Bazen öylesine sorarsınız ya, günlük işleyiş içinde. Ben de öylesine sordum. Aslında çok da öylesine değil, birkaç gündür bir koşuşturmaca içindeydi felsefe öğrencisi. “Neyin var Tuna, çok mu zor sınav?” deyince, “200 sayfadan fazla okumam gereken metin var” dedi.
Konu neymiş merak ediyor insan ister istemez.
Felsefecilerin hayvan üzerine fikirleri, tartışmalarıymış…
“Hayvan üzerine o kadar tartışma mı var felsefe tarihinde?” diye hayret ve cehaletle sordum.
Varmış… hem de epeyce.
Kant meselâ… veya Heidegger…
Sonra Nazi kampındaki bir köpek üzerinden Heidegger ve Levinas'ın tartışmalarından bahsetti.
Meğer, savaş tutsağı olarak Nazi kampında kalan Levinas bir köpekten etik hakkında öğrenilebilecekler olduğunu yazmış. Her sabah tutukluları gördüğünde sevinç içinde kuyruğunu sallayan Bobby ismindeki köpekten yani.
Bir sokak köpeğinden…
Yani yazının başındaki, düz okumayla olumsuz bir içerik çağrışımı yapan “Nazi kampındaki köpek” aslında bir filozofun yeni tezler üretmesine neden olmuş.
Fransız ordusu esiri olduğu için idam edilmeyen Levinas'ın Bobby için “Son Kantçı” diye yazdığı, “Kendilerine insan” gözüyle baktığı, insan muamelesi yaptığı için.
Yazıyı aklıma düşüren oğlumla yaptığım bu sohbetin kendisi değildi sadece.
Caddelerde, alışveriş merkezlerinde, haberleri izlerken veya bir kitabı gazeteyi okurken de ne çok şeyi ıskalamaya başladığımızı, 'insan'a dair detayları üzerlerinden koşar adım atlayarak fark etmeden geçtiğimizi düşünüyor olmamdı çoktandır.
Hastane gibi insan olmanın en yalın halinin hissedildiği mekânlarda bile kendi diş veya bel veya baş ağrımız dışında koridorlardaki yüzlere bakmıyoruz. Baksak da görmüyoruz.

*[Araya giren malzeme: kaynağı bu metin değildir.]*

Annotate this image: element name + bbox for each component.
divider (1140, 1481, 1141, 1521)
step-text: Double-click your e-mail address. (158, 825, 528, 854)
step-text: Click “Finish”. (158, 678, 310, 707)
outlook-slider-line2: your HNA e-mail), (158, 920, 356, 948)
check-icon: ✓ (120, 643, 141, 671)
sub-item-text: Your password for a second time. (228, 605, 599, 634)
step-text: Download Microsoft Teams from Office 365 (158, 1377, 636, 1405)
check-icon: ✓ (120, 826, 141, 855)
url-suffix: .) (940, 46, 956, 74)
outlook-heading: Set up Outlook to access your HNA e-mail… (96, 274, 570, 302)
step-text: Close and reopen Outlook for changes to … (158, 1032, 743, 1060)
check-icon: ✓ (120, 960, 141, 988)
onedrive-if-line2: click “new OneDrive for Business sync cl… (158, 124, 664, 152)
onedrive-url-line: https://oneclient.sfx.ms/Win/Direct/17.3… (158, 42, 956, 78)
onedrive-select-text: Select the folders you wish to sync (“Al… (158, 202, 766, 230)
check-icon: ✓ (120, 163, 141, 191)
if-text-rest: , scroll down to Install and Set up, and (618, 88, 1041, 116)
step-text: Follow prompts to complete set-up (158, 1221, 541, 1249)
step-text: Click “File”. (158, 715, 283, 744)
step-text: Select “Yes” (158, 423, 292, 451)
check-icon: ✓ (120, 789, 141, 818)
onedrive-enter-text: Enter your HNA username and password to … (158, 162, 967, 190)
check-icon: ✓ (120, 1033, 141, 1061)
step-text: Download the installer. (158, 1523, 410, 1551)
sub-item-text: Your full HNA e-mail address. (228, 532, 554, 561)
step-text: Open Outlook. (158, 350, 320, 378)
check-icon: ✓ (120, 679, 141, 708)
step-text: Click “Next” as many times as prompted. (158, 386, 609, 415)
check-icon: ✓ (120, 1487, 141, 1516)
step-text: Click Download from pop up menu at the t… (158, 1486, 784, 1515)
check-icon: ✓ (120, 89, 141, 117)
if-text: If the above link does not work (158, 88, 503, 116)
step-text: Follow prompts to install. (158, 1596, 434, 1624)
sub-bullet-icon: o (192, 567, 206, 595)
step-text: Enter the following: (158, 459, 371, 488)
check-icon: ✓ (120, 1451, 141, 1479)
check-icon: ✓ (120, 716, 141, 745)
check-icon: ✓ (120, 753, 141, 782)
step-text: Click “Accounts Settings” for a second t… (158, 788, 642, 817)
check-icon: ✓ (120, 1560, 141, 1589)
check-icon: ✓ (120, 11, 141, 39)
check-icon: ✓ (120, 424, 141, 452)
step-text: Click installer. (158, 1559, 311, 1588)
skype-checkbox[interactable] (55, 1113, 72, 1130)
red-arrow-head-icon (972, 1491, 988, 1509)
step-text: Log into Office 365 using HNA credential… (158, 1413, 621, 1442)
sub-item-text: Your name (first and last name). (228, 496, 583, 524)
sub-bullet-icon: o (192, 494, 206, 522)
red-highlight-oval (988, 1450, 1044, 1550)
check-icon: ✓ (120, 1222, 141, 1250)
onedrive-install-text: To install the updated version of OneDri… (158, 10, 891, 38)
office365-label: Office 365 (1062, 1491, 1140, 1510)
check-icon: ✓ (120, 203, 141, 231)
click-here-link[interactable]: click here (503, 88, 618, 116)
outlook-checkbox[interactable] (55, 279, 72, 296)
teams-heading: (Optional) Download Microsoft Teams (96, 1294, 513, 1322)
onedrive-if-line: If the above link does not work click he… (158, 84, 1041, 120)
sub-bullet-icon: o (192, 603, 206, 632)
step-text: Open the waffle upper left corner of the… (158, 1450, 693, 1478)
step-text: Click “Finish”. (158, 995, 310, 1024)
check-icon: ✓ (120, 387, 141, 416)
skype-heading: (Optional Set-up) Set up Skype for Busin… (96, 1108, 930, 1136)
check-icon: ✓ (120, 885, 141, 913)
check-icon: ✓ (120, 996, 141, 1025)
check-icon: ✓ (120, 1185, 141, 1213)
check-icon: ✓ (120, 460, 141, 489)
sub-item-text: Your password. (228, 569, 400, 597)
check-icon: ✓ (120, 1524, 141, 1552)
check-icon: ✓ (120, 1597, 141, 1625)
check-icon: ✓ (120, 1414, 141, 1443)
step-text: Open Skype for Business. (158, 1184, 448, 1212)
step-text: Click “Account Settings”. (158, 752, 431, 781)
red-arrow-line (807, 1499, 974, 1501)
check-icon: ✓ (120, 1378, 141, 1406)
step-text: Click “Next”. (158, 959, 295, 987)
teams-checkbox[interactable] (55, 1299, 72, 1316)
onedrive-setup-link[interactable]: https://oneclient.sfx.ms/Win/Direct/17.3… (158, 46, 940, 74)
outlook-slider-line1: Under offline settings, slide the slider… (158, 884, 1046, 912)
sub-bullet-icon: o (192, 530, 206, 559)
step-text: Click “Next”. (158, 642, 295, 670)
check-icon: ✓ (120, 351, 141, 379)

Alışveriş merkezlerinin merdiven boşluklarında dinlenmeye, iki satır birbirleriyle konuşmaya çalışanların yorgunluğu veya tedirginliği de dikkatimizi çekmiyor.
Dolar yükselip iner sonra tekrar yükselir iner ve sonra yine yükselir inerken rakamlardan ayrılmayan gözümüz, kendi kendine hesap makinesine dönmüş beynimiz, bütün gücünü seferber etmiş dikkatimiz o asgari ücret alan çocukların, adamların böyle giderse nasıl işsiz kalabileceğine dair zerre bir şey hissetmiyor, duymuyor, düşünmüyor.
Emekli ama yine de bu yeni işine gitmek zorunda kalan temizlikçi veya şoför ya da muhasebecinin etrafımızdan gelip geçen o kadınlar adamlardan biri olup olmadığını hiç ama hiç fark etmeyişimiz gibi.